Blimey jasper does really look very similar!! Tbh Jazz wasn't that tiny when she came to us but she's only just started to really get into her food to be fair - our kind trainer in puppy class even made her some liver cake as she had no interest in any treats!!! In the last couple of weeks though her appetite has really picked up so maybe she'll put some weight.on!!


----------



## whatsuppup (Mar 9, 2015)

Marnia310 said:


> Hi there well my poo baby is 16 weeks now and I can honestly say I love my cockapoo!! Here's a pic of her this morning pulling tongues!!

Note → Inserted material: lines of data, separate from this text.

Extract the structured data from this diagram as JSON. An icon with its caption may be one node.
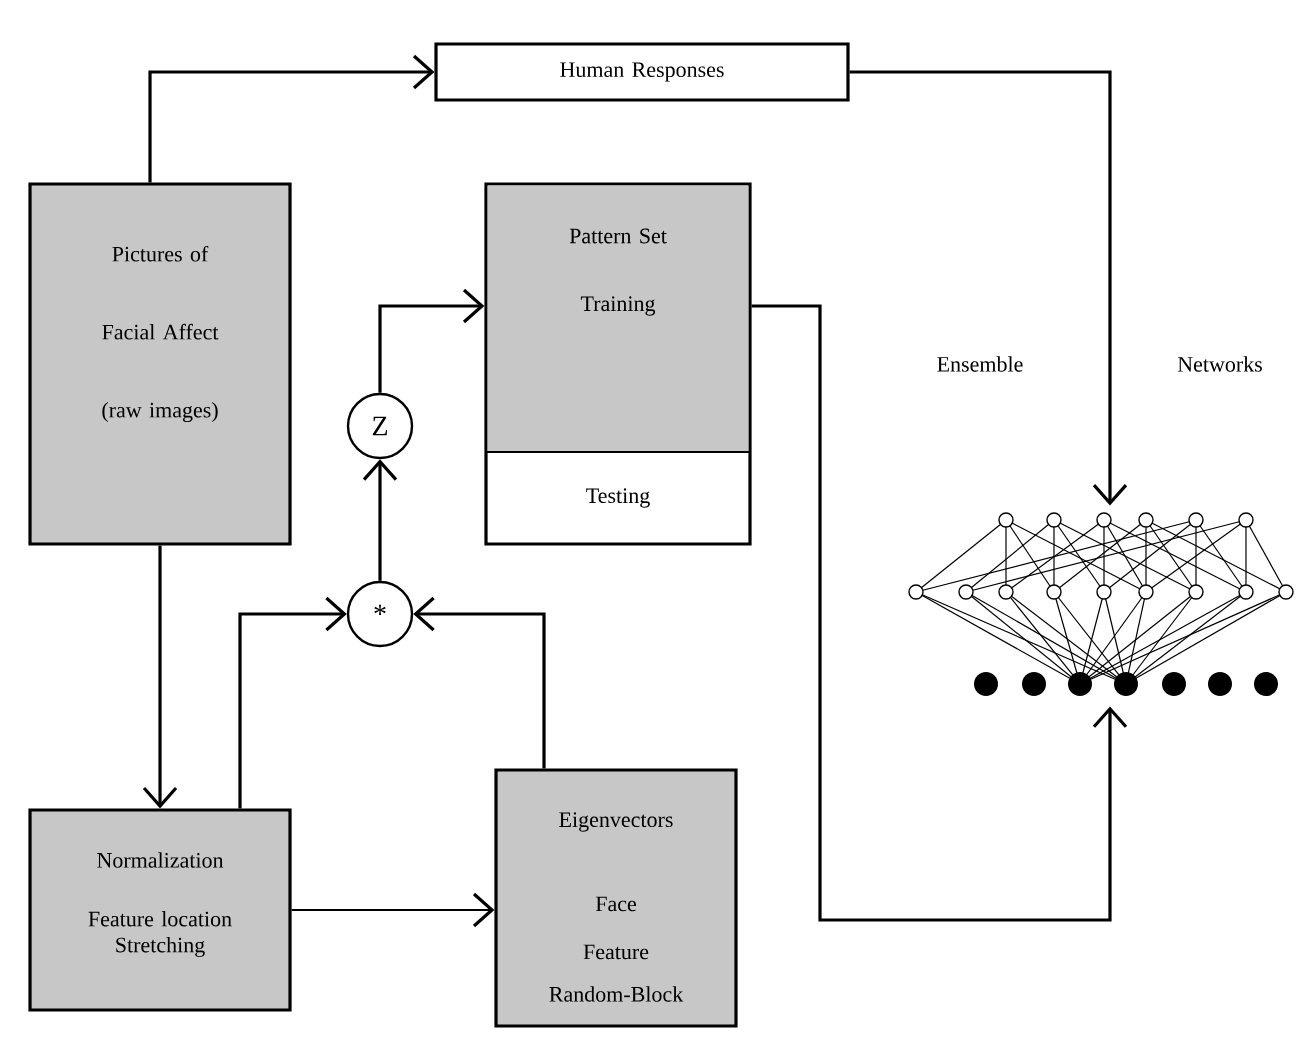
{
  "diagram": {
    "nodes": [
      {
        "text": [
          "Human Responses"
        ]
      },
      {
        "text": [
          "Pictures of Facial Affect (raw images)"
        ]
      },
      {
        "text": [
          "Pattern Set",
          "Training",
          "Testing"
        ]
      },
      {
        "text": [
          "Z"
        ]
      },
      {
        "text": [
          "*"
        ]
      },
      {
        "text": [
          "Normalization",
          "Feature location Stretching"
        ]
      },
      {
        "text": [
          "Eigenvectors",
          "Face",
          "Feature",
          "Random-Block"
        ]
      },
      {
        "text": [],
        "shape": "picture"
      }
    ],
    "labels": [
      "Ensemble",
      "Networks"
    ],
    "edges": [
      {
        "from": 1,
        "to": 0,
        "arrow": "to"
      },
      {
        "from": 0,
        "to": 7,
        "arrow": "to"
      },
      {
        "from": 1,
        "to": 5,
        "arrow": "to"
      },
      {
        "from": 5,
        "to": 4,
        "arrow": "to"
      },
      {
        "from": 6,
        "to": 4,
        "arrow": "to"
      },
      {
        "from": 4,
        "to": 3,
        "arrow": "to"
      },
      {
        "from": 3,
        "to": 2,
        "arrow": "to"
      },
      {
        "from": 5,
        "to": 6,
        "arrow": "to"
      },
      {
        "from": 2,
        "to": 7,
        "arrow": "to"
      }
    ]
  }
}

She's beautiful! Love her curls, too!


----------



## JasperBlack (Sep 1, 2012)

Liver cake is great for training! I always keep frozen chicken livers in the freezer, it's so easy to make 


Sent from my iPhone using Tapatalk


----------



## caz3 (Mar 27, 2014)

Sorry to cut in but equafleece ??never heard of them are they different from puppy coats?? And yes you're pups are all very gorgeous looking xxx


----------



## JasperBlack (Sep 1, 2012)

Jasper wore his Equafleece to the beach, paddled in puddles of sea water and was dry apart from his feet  google Equafleece, it's a Uk brand! Lots of our friends in Canada have them for the snowy weather 


Sent from my iPhone using Tapatalk


----------



## JasperBlack (Sep 1, 2012)

Sent from my iPhone using Tapatalk


----------



## caz3 (Mar 27, 2014)

Thank you I did Google it they look brill but there is quite a few to choose from !!!is there any one in particular you would recommendnd or is it just a preference to individual taste x


----------



## JasperBlack (Sep 1, 2012)

If go for the one with front and back legs. Always do front to back putting on, but back to front taking off! I've had jasper's over 2 years and it's fab! Great investment 


Sent from my iPhone using Tapatalk


----------



## caz3 (Mar 27, 2014)

Thank you I am liking the wine colour I think this would go nice with Harley's cream coat I will post a pic when I get round to ordering one x


----------



## JasperBlack (Sep 1, 2012)

Ooooh that would be lovely  Harley will look super cool x


Sent from my iPhone using Tapatalk


----------



## caz3 (Mar 27, 2014)

I am sure he will !!thank you x


----------



## DB1 (Jan 20, 2012)

lovely pups, the equafleece coats are a godsend - but they do create extra matts! shame there has to be a downside.


----------